This week we got an astonishing insight into the scale of the Ronaldo ego. The website Football Leaks published what it said was a copy of a document detailing the contractual requirements when Gareth Bale was signed by Real Madrid from Tottenham Hotspur in 2013.
The leak has provoked considerable anger both at the clubs involved and with the player’s representatives. However, there is one thing about their fuming discontent – nobody is denying that this is the genuine article. It is not the detailed vertiginous scale of the figures revealed that is embarrassing those intimately involved.
However bloated, the sums are not apparently anything to be bashful about. What is far more uncomfortable is the degree to which Ronaldo was placed at the core of negotiations which ostensibly had nothing to do with him.
His ego sprinkled egg shells across the conference room floor, around which discussions had to be delicately led.

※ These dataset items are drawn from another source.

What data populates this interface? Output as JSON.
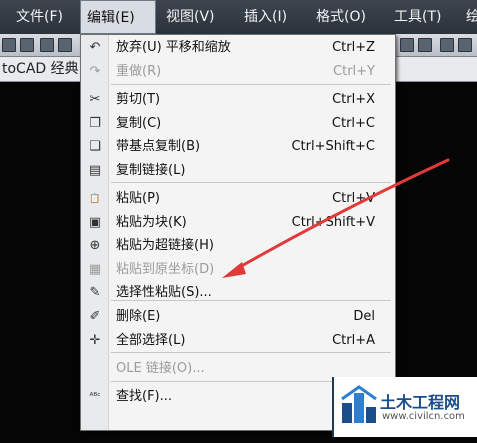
{
  "menubar": {
    "items": [
      "文件(F)",
      "编辑(E)",
      "视图(V)",
      "插入(I)",
      "格式(O)",
      "工具(T)",
      "绘"
    ]
  },
  "tabstrip": {
    "doc_tab": "toCAD 经典"
  },
  "edit_menu": {
    "items": [
      {
        "label": "放弃(U) 平移和缩放",
        "shortcut": "Ctrl+Z",
        "icon": "undo-icon",
        "glyph": "↶",
        "disabled": false
      },
      {
        "label": "重做(R)",
        "shortcut": "Ctrl+Y",
        "icon": "redo-icon",
        "glyph": "↷",
        "disabled": true
      },
      {
        "label": "剪切(T)",
        "shortcut": "Ctrl+X",
        "icon": "scissors-icon",
        "glyph": "✂",
        "disabled": false
      },
      {
        "label": "复制(C)",
        "shortcut": "Ctrl+C",
        "icon": "copy-icon",
        "glyph": "❐",
        "disabled": false
      },
      {
        "label": "带基点复制(B)",
        "shortcut": "Ctrl+Shift+C",
        "icon": "copy-basepoint-icon",
        "glyph": "❏",
        "disabled": false
      },
      {
        "label": "复制链接(L)",
        "shortcut": "",
        "icon": "copy-link-icon",
        "glyph": "▤",
        "disabled": false
      },
      {
        "label": "粘贴(P)",
        "shortcut": "Ctrl+V",
        "icon": "paste-icon",
        "glyph": "📋",
        "disabled": false
      },
      {
        "label": "粘贴为块(K)",
        "shortcut": "Ctrl+Shift+V",
        "icon": "paste-block-icon",
        "glyph": "▣",
        "disabled": false
      },
      {
        "label": "粘贴为超链接(H)",
        "shortcut": "",
        "icon": "paste-hyperlink-icon",
        "glyph": "⊕",
        "disabled": false
      },
      {
        "label": "粘贴到原坐标(D)",
        "shortcut": "",
        "icon": "paste-original-coords-icon",
        "glyph": "▦",
        "disabled": true
      },
      {
        "label": "选择性粘贴(S)...",
        "shortcut": "",
        "icon": "paste-special-icon",
        "glyph": "✎",
        "disabled": false
      },
      {
        "label": "删除(E)",
        "shortcut": "Del",
        "icon": "eraser-icon",
        "glyph": "✐",
        "disabled": false
      },
      {
        "label": "全部选择(L)",
        "shortcut": "Ctrl+A",
        "icon": "select-all-icon",
        "glyph": "✛",
        "disabled": false
      },
      {
        "label": "OLE 链接(O)...",
        "shortcut": "",
        "icon": "",
        "glyph": "",
        "disabled": true
      },
      {
        "label": "查找(F)...",
        "shortcut": "",
        "icon": "find-icon",
        "glyph": "ᴬᴮᶜ",
        "disabled": false
      }
    ]
  },
  "watermark": {
    "title": "土木工程网",
    "url": "www.civilcn.com"
  },
  "colors": {
    "arrow": "#e03a3a",
    "menu_bg": "#f4f4f4",
    "menubar_bg": "#2f3740"
  }
}
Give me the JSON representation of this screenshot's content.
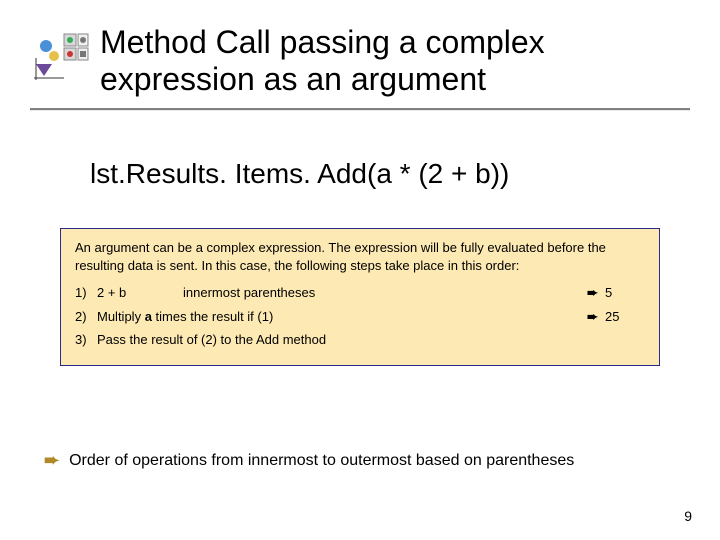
{
  "title": "Method Call passing a complex expression as an argument",
  "code": "lst.Results. Items. Add(a * (2 + b))",
  "callout": {
    "intro": "An argument can be a complex expression. The expression will be fully evaluated before the resulting data is sent. In this case, the following steps take place in this order:",
    "steps": [
      {
        "num": "1)",
        "left": "2 + b",
        "mid": "innermost parentheses",
        "arrow": "➨",
        "result": "5"
      },
      {
        "num": "2)",
        "left": "Multiply ",
        "mid_html": "a_bold_times_result",
        "arrow": "➨",
        "result": "25"
      },
      {
        "num": "3)",
        "full": "Pass the result of (2) to the Add method"
      }
    ],
    "step2_prefix": "Multiply ",
    "step2_bold": "a",
    "step2_suffix": " times  the result if (1)"
  },
  "footer_bullet": "Order of operations from innermost to outermost based on parentheses",
  "page_number": "9"
}
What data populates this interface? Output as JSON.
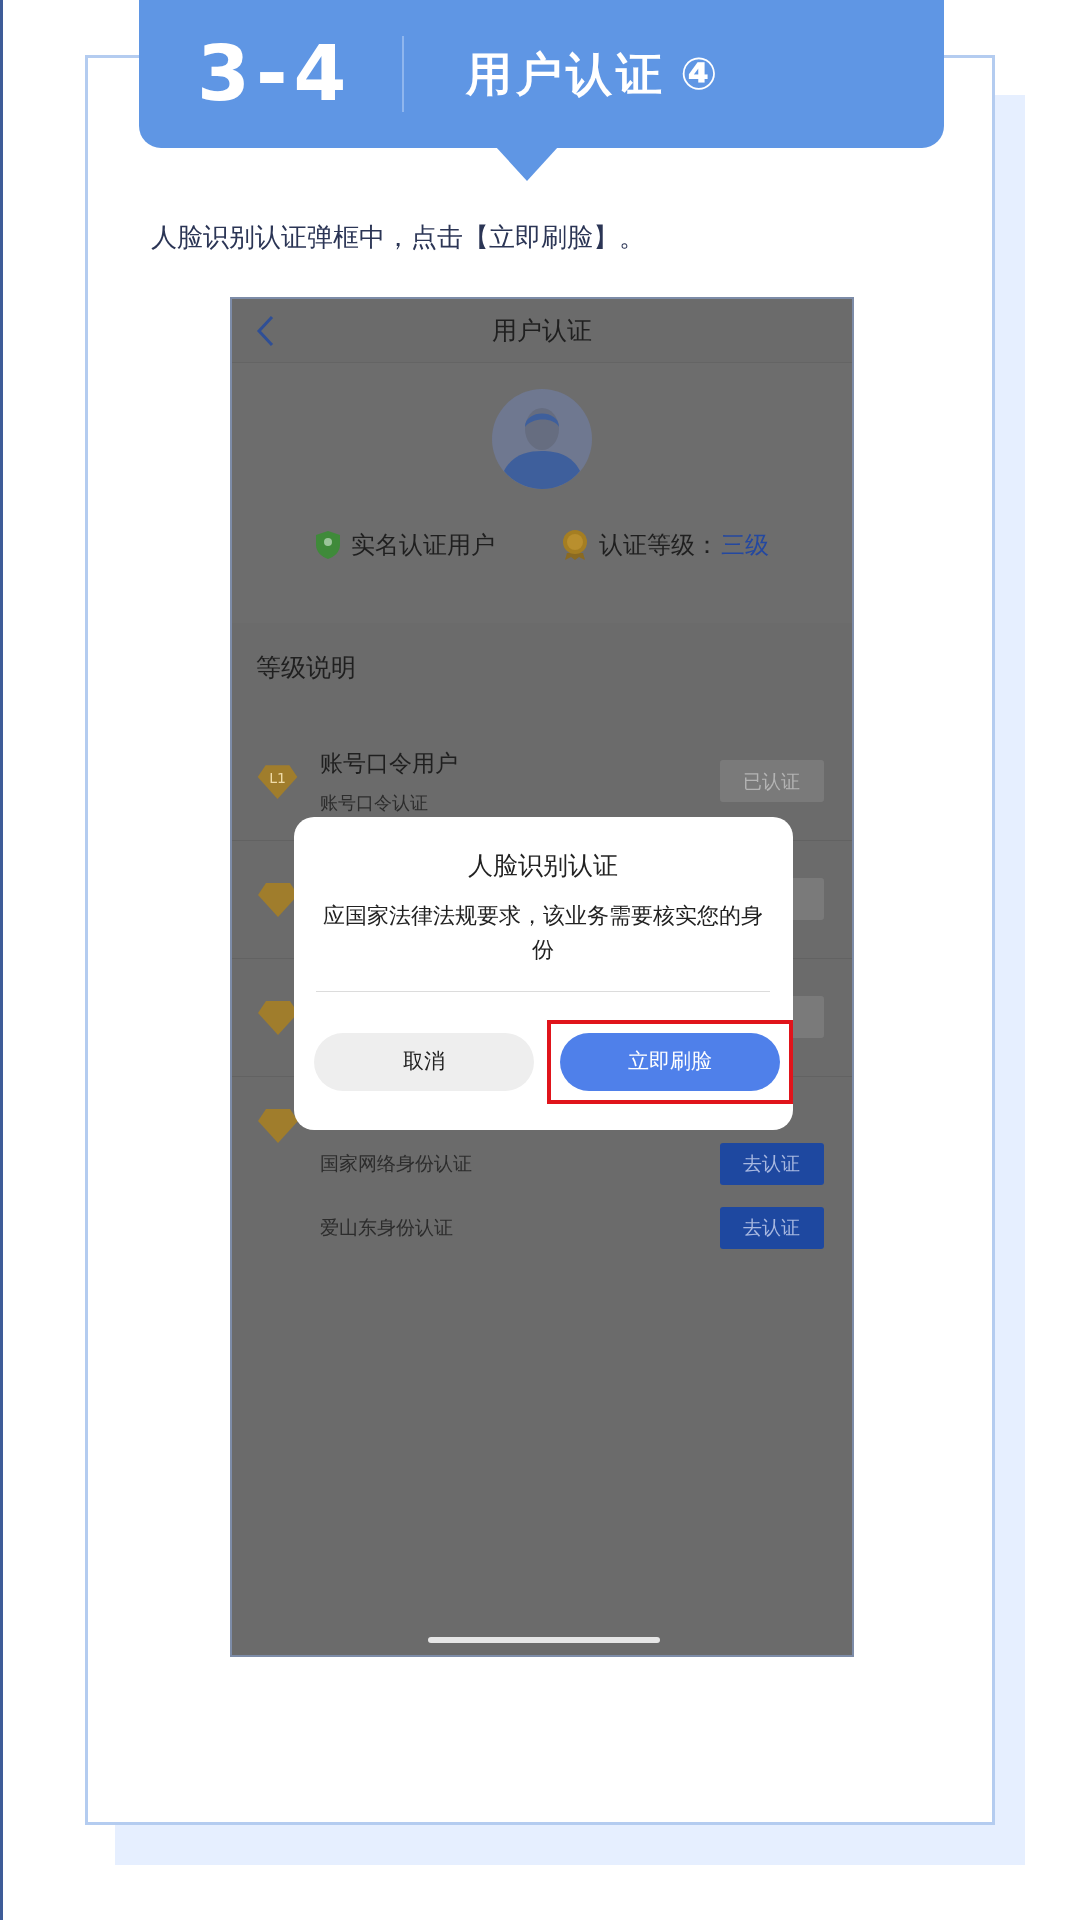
{
  "header": {
    "number": "3-4",
    "title": "用户认证",
    "step": "④"
  },
  "instruction": "人脸识别认证弹框中，点击【立即刷脸】。",
  "phone": {
    "nav_title": "用户认证",
    "status": [
      {
        "kind": "verified",
        "label": "实名认证用户"
      },
      {
        "kind": "level",
        "label": "认证等级：",
        "value": "三级"
      }
    ],
    "section_title": "等级说明",
    "levels": [
      {
        "badge": "L1",
        "title": "账号口令用户",
        "subtitle": "账号口令认证",
        "button": {
          "label": "已认证",
          "verified": true
        }
      },
      {
        "button": {
          "verified": true
        }
      },
      {
        "button": {
          "verified": true
        }
      },
      {
        "methods": [
          {
            "label": "国家网络身份认证",
            "button": {
              "label": "去认证",
              "verified": false
            }
          },
          {
            "label": "爱山东身份认证",
            "button": {
              "label": "去认证",
              "verified": false
            }
          }
        ]
      }
    ],
    "dialog": {
      "title": "人脸识别认证",
      "message": "应国家法律法规要求，该业务需要核实您的身份",
      "buttons": [
        {
          "label": "取消",
          "kind": "secondary",
          "highlighted": false
        },
        {
          "label": "立即刷脸",
          "kind": "primary",
          "highlighted": true
        }
      ]
    }
  }
}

Even as they concluded the deal to bring Bale to the Bernabeu, Real’s senior negotiators were acutely aware of what effect it might have on their star man’s self-esteem. The Bale documents underline how determined Real were to massage the ego of Ronaldo.
For four years since they signed him from Manchester United he had been the undisputed most expensive player in history. And here were his very employers in a position to push him into second place by paying more for Bale. From the start, his feelings were paramount: Tottenham were told no fee could exceed the €96m forked out when Ronaldo joined from Manchester United in 2009.

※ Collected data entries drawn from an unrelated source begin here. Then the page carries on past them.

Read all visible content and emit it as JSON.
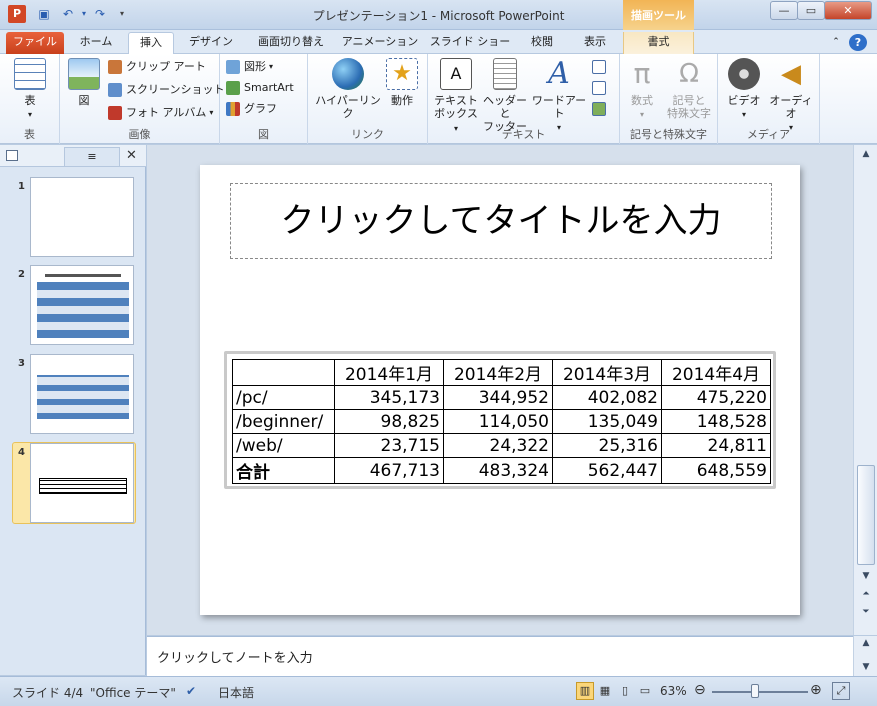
{
  "window": {
    "title": "プレゼンテーション1 - Microsoft PowerPoint",
    "context_tab_header": "描画ツール"
  },
  "tabs": [
    "ファイル",
    "ホーム",
    "挿入",
    "デザイン",
    "画面切り替え",
    "アニメーション",
    "スライド ショー",
    "校閲",
    "表示",
    "書式"
  ],
  "active_tab": "挿入",
  "ribbon": {
    "groups": {
      "table": "表",
      "images": "画像",
      "illustrations": "図",
      "links": "リンク",
      "text": "テキスト",
      "symbols": "記号と特殊文字",
      "media": "メディア"
    },
    "buttons": {
      "table": "表",
      "picture": "図",
      "clip_art": "クリップ アート",
      "screenshot": "スクリーンショット",
      "photo_album": "フォト アルバム",
      "shapes": "図形",
      "smartart": "SmartArt",
      "chart": "グラフ",
      "hyperlink": "ハイパーリンク",
      "action": "動作",
      "textbox_1": "テキスト",
      "textbox_2": "ボックス",
      "header_footer_1": "ヘッダーと",
      "header_footer_2": "フッター",
      "wordart": "ワードアート",
      "equation": "数式",
      "symbol_1": "記号と",
      "symbol_2": "特殊文字",
      "video": "ビデオ",
      "audio": "オーディオ"
    }
  },
  "thumbnails": [
    "1",
    "2",
    "3",
    "4"
  ],
  "slide": {
    "title_placeholder": "クリックしてタイトルを入力",
    "table": {
      "headers": [
        "",
        "2014年1月",
        "2014年2月",
        "2014年3月",
        "2014年4月"
      ],
      "rows": [
        [
          "/pc/",
          "345,173",
          "344,952",
          "402,082",
          "475,220"
        ],
        [
          "/beginner/",
          "98,825",
          "114,050",
          "135,049",
          "148,528"
        ],
        [
          "/web/",
          "23,715",
          "24,322",
          "25,316",
          "24,811"
        ],
        [
          "合計",
          "467,713",
          "483,324",
          "562,447",
          "648,559"
        ]
      ]
    }
  },
  "notes_placeholder": "クリックしてノートを入力",
  "status": {
    "slide": "スライド 4/4",
    "theme": "\"Office テーマ\"",
    "language": "日本語",
    "zoom": "63%",
    "zoom_fraction": 0.45
  },
  "colors": {
    "file_tab": "#d04a20",
    "context_tab": "#f2b455",
    "selected_thumb": "#fbe7a8"
  }
}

Tottenham’s Daniel Levy, however, is rarely shy when it comes to money matters. And the documents reveal that when Real sought to pay in instalments, he pushed the price up to €100,759,418.
The Spaniards reluctantly agreed, on one condition – Spurs’ and Bale’s representatives would go along with the line that he cost €91m, comfortably below Ronaldo’s record fee. Given the extent to which their bank accounts were about to be swollen, it seemed churlish not to agree to the deception.

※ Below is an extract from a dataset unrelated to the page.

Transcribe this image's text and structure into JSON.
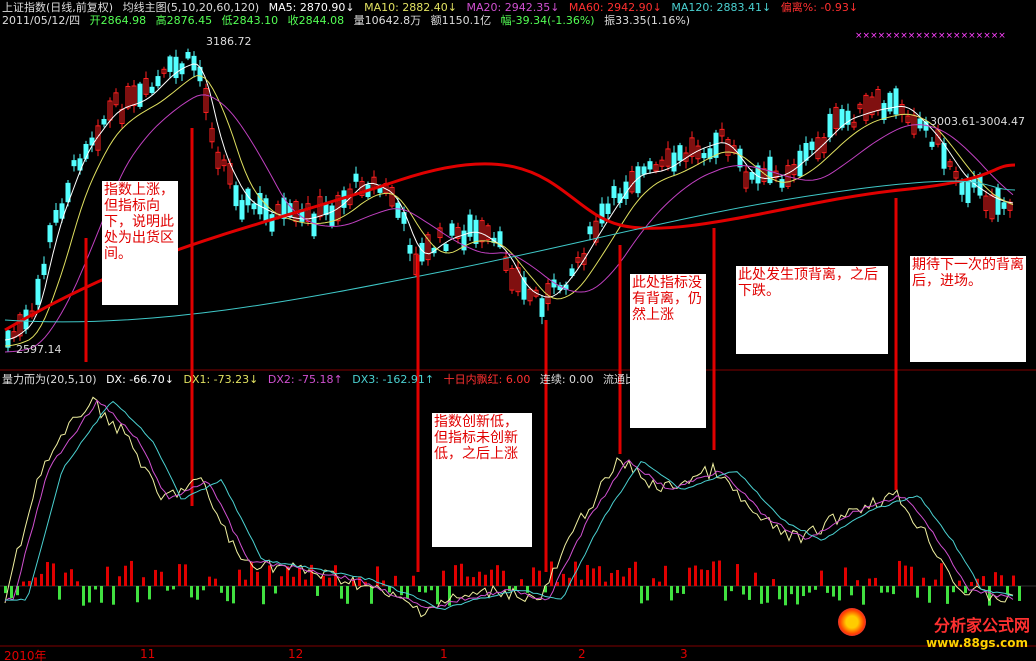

So it is that, since he arrived in Spain, the public have been routinely informed that Bale was cheaper than Ronaldo. Thus the Portuguese’s sense of self-worth remained uncompromised. Until now!
What is extraordinary about the leak is not the fee so much as what it tells us about the scale and influence of the Ronaldo ego. We know that the contracts of footballers are governed by all sorts of issues concerning things like image rights. What was less appreciated was the degree to which third-party feelings can impinge on the process.
As he does most things, Bale comes out of the whole sorry story rather well. Unencumbered by such debilitating self-image, he did not appear to mind that no one knew he was, in fact, the most expensive footballer ever.
He was just thrilled to be playing at Real.